Harvard University President Claudine Gay resigned from her position as president Tuesday, Jan. 2. Gay announced her resignation after facing scrutiny over her testimony during a congressional hearing regarding antisemitism on college campuses and allegations of plagiarism in her academic work that followed the hearing.

“My character and intelligence have been impugned. My commitment to fighting anti-semitism has been questioned. My inbox has been flooded with invective, including death threats. I’ve been called the N-word more times than I care to count,” Gay wrote in a guest column for the New York Times published Jan. 3.

Gay was president for six months, making it the shortest tenure in Harvard’s 388-year history, according to the Harvard Crimson newspaper. She was the first Black person and the second woman to be president of the school.

Criticism and calls for Gay’s resignation followed the Dec. 5 congressional hearing, which included Gay, Liz Magill, president of the University of Pennsylvania, and Sally Kornbluth, president of the Massachusetts Institute of Technology (MIT). The three presidents were there to speak about how the institutions were handling antisemitic incidents on their campuses following the war in Palestine between Hamas and Israel. During the meeting, many Republican lawmakers insisted the schools were not doing enough to root out and denounce anti-Jewish rhetoric.

Gay and her counterparts were heavily criticized during questioning from House GOP Conference Chair Elise Stefanik (R-NY). Stefanik asked Gay if students who call for the genocide of Jewish people violate the campus code of conduct.

 “We embrace a commitment to free expression even of views that are objectionable, offensive, hateful — it’s when that speech crosses into conduct that violates our policies against bullying, harassment, intimidation,” Gay responded.

In the days that followed, Gay’s response was met with criticism from the White House, Republican and Democratic lawmakers, and high-profile Harvard alumni, according to NBC news.

Magill resigned from her role as president of the University of Pennsylvania, but in the wake of growing calls for her resignation, Harvard seemed at first to stand by Gay. In a statement released Dec. 12, the Harvard Corporation said its members “reaffirm our support for President Gay’s continued leadership of Harvard University.” However, disapproval of Gay only continued throughout December.

Criticism increased with allegations of plagiarism in Gay’s published work. The Harvard Corporation ordered an investigation that “revealed a few instances of inadequate citation” but found no violation of Harvard’s standards for research and misconduct.
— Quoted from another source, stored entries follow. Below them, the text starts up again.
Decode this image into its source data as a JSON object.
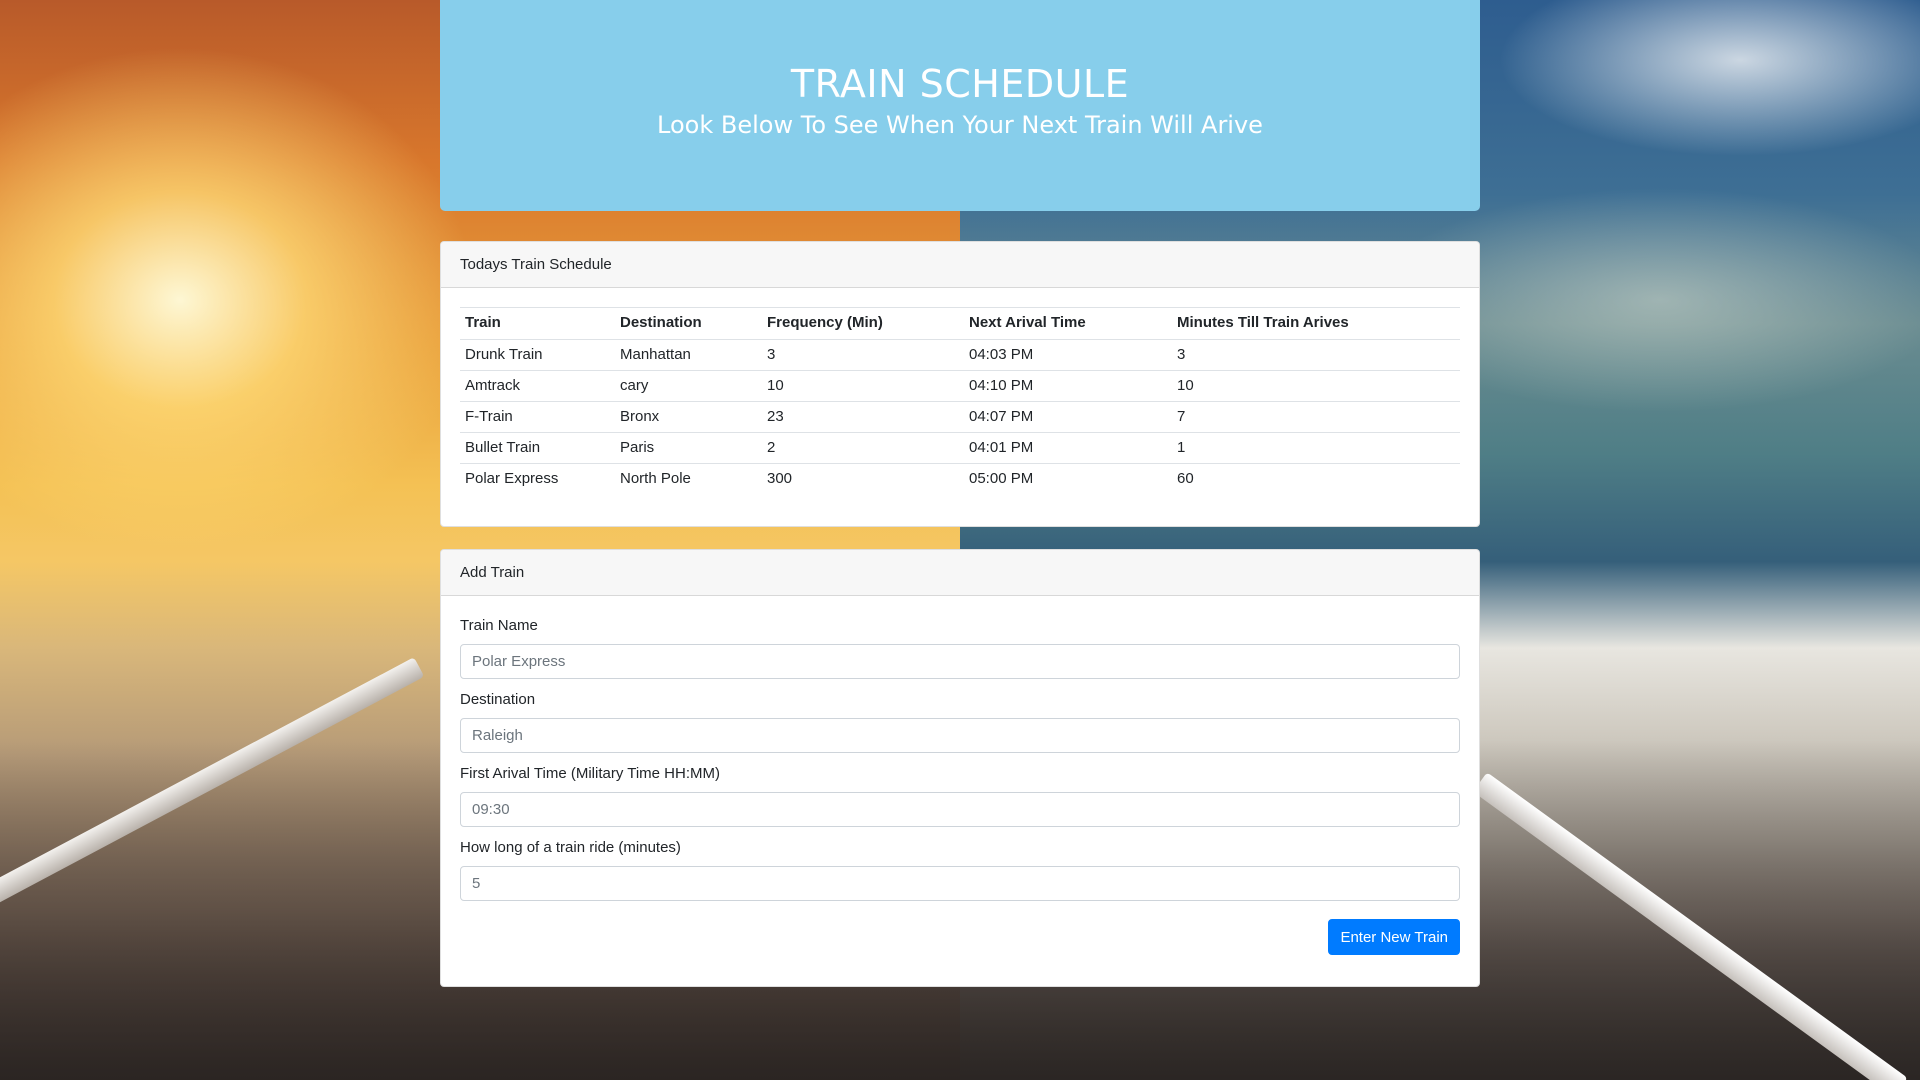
{
  "header": {
    "title": "TRAIN SCHEDULE",
    "subtitle": "Look Below To See When Your Next Train Will Arive"
  },
  "schedule": {
    "heading": "Todays Train Schedule",
    "columns": [
      "Train",
      "Destination",
      "Frequency (Min)",
      "Next Arival Time",
      "Minutes Till Train Arives"
    ],
    "rows": [
      [
        "Drunk Train",
        "Manhattan",
        "3",
        "04:03 PM",
        "3"
      ],
      [
        "Amtrack",
        "cary",
        "10",
        "04:10 PM",
        "10"
      ],
      [
        "F-Train",
        "Bronx",
        "23",
        "04:07 PM",
        "7"
      ],
      [
        "Bullet Train",
        "Paris",
        "2",
        "04:01 PM",
        "1"
      ],
      [
        "Polar Express",
        "North Pole",
        "300",
        "05:00 PM",
        "60"
      ]
    ]
  },
  "add_train": {
    "heading": "Add Train",
    "fields": [
      {
        "label": "Train Name",
        "placeholder": "Polar Express"
      },
      {
        "label": "Destination",
        "placeholder": "Raleigh"
      },
      {
        "label": "First Arival Time (Military Time HH:MM)",
        "placeholder": "09:30"
      },
      {
        "label": "How long of a train ride (minutes)",
        "placeholder": "5"
      }
    ],
    "submit_label": "Enter New Train"
  },
  "colors": {
    "jumbotron": "#87ceeb",
    "primary": "#007bff"
  }
}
Gay’s resignation has been met both with support and outcry.

As a first-generation college student, Pennie M. Gregory considered her admittance to Harvard’s Doctor of Education Leadership (EdLD) program an “extraordinary opportunity.” She said that attending Harvard while the first Black woman president in the school’s history was inaugurated was mind-blowing.

“I thought about how her presidency would impact my experience as a woman of color at Harvard. I looked forward to supporting her endeavors and witnessing her leadership firsthand. Of all of the years I could have been a student at Harvard, it felt serendipitous that I would be here at this exact moment in time,” Gregory said in a statement to the Recorder.

For Gregory, Congress’ investigation of Gay’s handling of antisemitism on campus was questionable, and the “quick and seemingly deliberate pivot from questioning her leadership to attacking her credentials” made her unsure if this meeting was about the protection of Jewish students or the opportunity for something else.

Gregory pointed out that even in the case of Magill’s resignation from the University of Pennsylvania, her qualifications, academic work and integrity were not questioned.

“Harvard was not ready for a president to look different from the previous 29 Presidents. I am reminded of Malcolm X’s speech delivered in May of 1966 in Los Angeles, California, where he said, ā€˜The most disrespected person in America is the Black woman. The most unprotected person in America is the Black woman. The most neglected person in America is the Black woman,’” Gregory said.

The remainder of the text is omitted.